There’s a reason that we see the same arguments come from these groups time after time. There’s a reason that they act the same but just target different people.
Authoritarianism teaches people to be bigots. Each of the ideologies above is an authoritarian ideology that teaches people to be bigots.
Identify an in-group to protect and police:
TERF - Cis lesbians, cis women, and a very small amount of AFAB trans people.
Truscum/transmedicalist - Binary trans people with gender dysphoria related to the shape of their body.
Exclusionist - Lesbians and gay men.
Anyone in these groups who doesn’t agree with the authoritarian is a traitor and automatically loses their protections. This is why you’ll see TERFs, truscum, and exclusionists who assume anyone who they attack is a member of their out-group and thus worth of attack. Ever noticed how exclusionists attack non-aces that don’t agree with them starting from the assumption that said person is an ace?
Identify an out-group to attack as the enemy:
TERF - Trans women.
Truscum/transmedicalist - Non-binary people, trans people who experience social dysphoria, and trans people who don’t experience dysphoria.
Exclusionist - Aces. A long time ago they also went after bisexual people. Oh, and anyone who even *thinks* of identifying as queer.
They pick a group that can act as the vessel into which they can pour all of their fear. A marginalized group that has no power, socially or politically, and is vulnerable to the kind of attacks that these authoritarians will launch. They’ll pin every ill on this group to justify their attacks, because they’ve imagined these groups as the boogeyman ready to destroy their sense of security.
Put your biggest, meanest, most violent people in charge:
Although we don’t often see singularly powerful authoritarian bigots come out of these groups, although I’d argue that TERFs have several such figures like one notable fake goth I can think of, I think this manifests in a slightly different way than what you see with conservative Christians and right-wingers in US politics.
Namely, people in these groups compete to see which of them can be seen most aggressive in attacking their chosen enemy.
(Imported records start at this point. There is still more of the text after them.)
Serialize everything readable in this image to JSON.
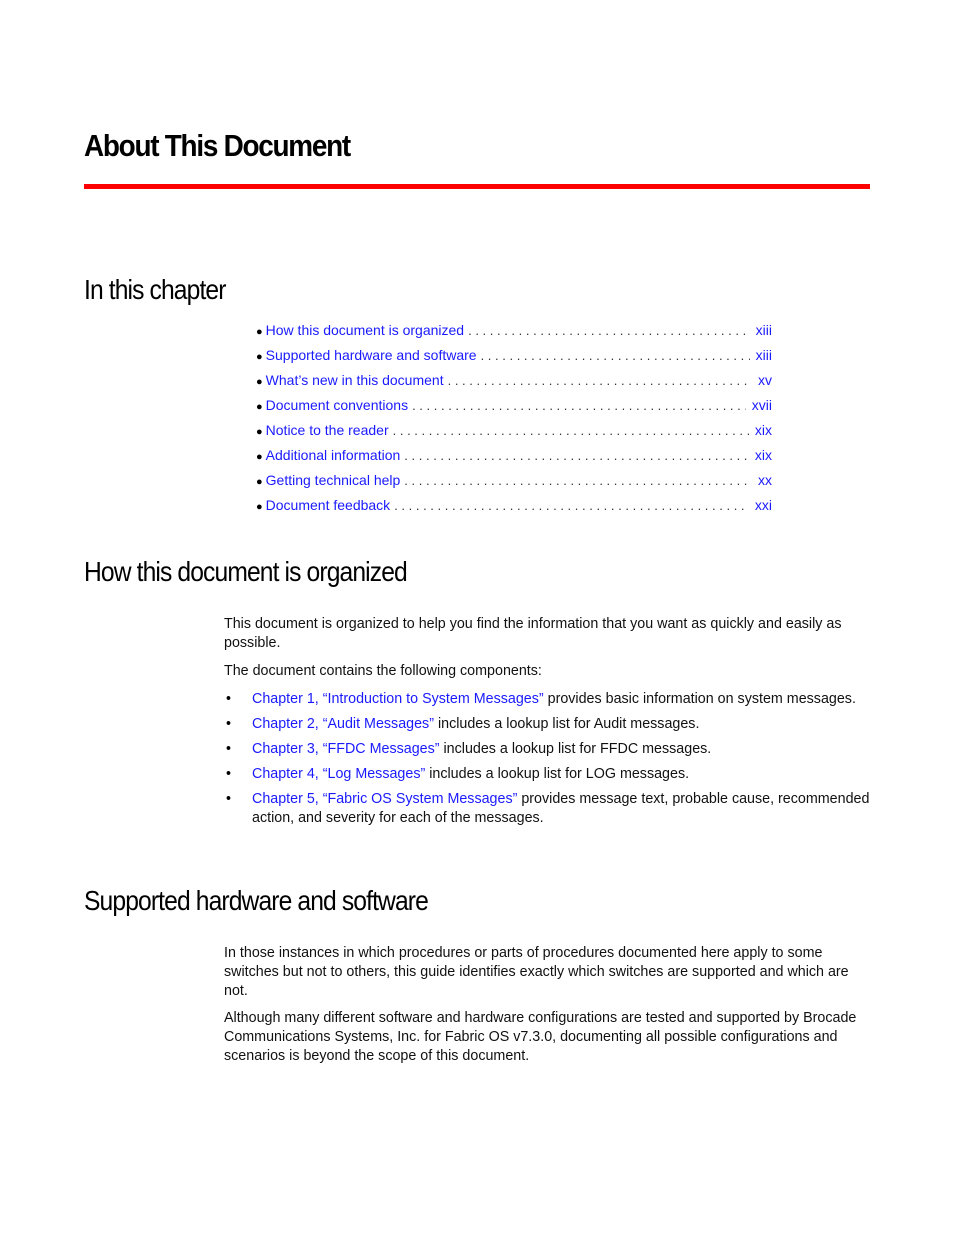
{
  "page": {
    "title": "About This Document",
    "accent_color": "#ff0000",
    "link_color": "#1a1aff"
  },
  "in_this_chapter": {
    "heading": "In this chapter",
    "items": [
      {
        "title": "How this document is organized",
        "page": "xiii"
      },
      {
        "title": "Supported hardware and software",
        "page": "xiii"
      },
      {
        "title": "What’s new in this document",
        "page": "xv"
      },
      {
        "title": "Document conventions",
        "page": "xvii"
      },
      {
        "title": "Notice to the reader",
        "page": "xix"
      },
      {
        "title": "Additional information",
        "page": "xix"
      },
      {
        "title": "Getting technical help",
        "page": "xx"
      },
      {
        "title": "Document feedback",
        "page": "xxi"
      }
    ]
  },
  "organized": {
    "heading": "How this document is organized",
    "para1": "This document is organized to help you find the information that you want as quickly and easily as possible.",
    "para2": "The document contains the following components:",
    "items": [
      {
        "link": "Chapter 1, “Introduction to System Messages”",
        "text": " provides basic information on system messages."
      },
      {
        "link": "Chapter 2, “Audit Messages”",
        "text": " includes a lookup list for Audit messages."
      },
      {
        "link": "Chapter 3, “FFDC Messages”",
        "text": " includes a lookup list for FFDC messages."
      },
      {
        "link": "Chapter 4, “Log Messages”",
        "text": " includes a lookup list for LOG messages."
      },
      {
        "link": "Chapter 5, “Fabric OS System Messages”",
        "text": " provides message text, probable cause, recommended action, and severity for each of the messages."
      }
    ]
  },
  "supported": {
    "heading": "Supported hardware and software",
    "para1": "In those instances in which procedures or parts of procedures documented here apply to some switches but not to others, this guide identifies exactly which switches are supported and which are not.",
    "para2": "Although many different software and hardware configurations are tested and supported by Brocade Communications Systems, Inc. for Fabric OS v7.3.0, documenting all possible configurations and scenarios is beyond the scope of this document."
  }
}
They’ll create reblog chains that are full of endless mockery trying to attack the group they don’t like. They’ll find people talking about something that doesn’t even come close to intruding on their special topic and flock to it like moths to a flame. If you’ve ever seen an exclusionist show up on a post by a queer person talking about a queer, specifically to cry out that queer is a slur and how dare any of us identify that way, you’ve seen it in action.
Authoritarianism teaches bigotry and the reason that we can so easily draw comparisons between these three groups of people is because they’re all authoritarians who operate in basically the same way. They’ll feed into one another’s communities because once you’re terrified enough of trans women to become a TERF, you might easily decide that aces are worth being terrified of too and so identify with exclusionism.
The comparisons are real and obvious and supremely depressing, but I reserve a special sadness for people who understand why one or two of these groups are bigots, but can’t see clearly enough to recognize their own devotion to authoritarian ideology.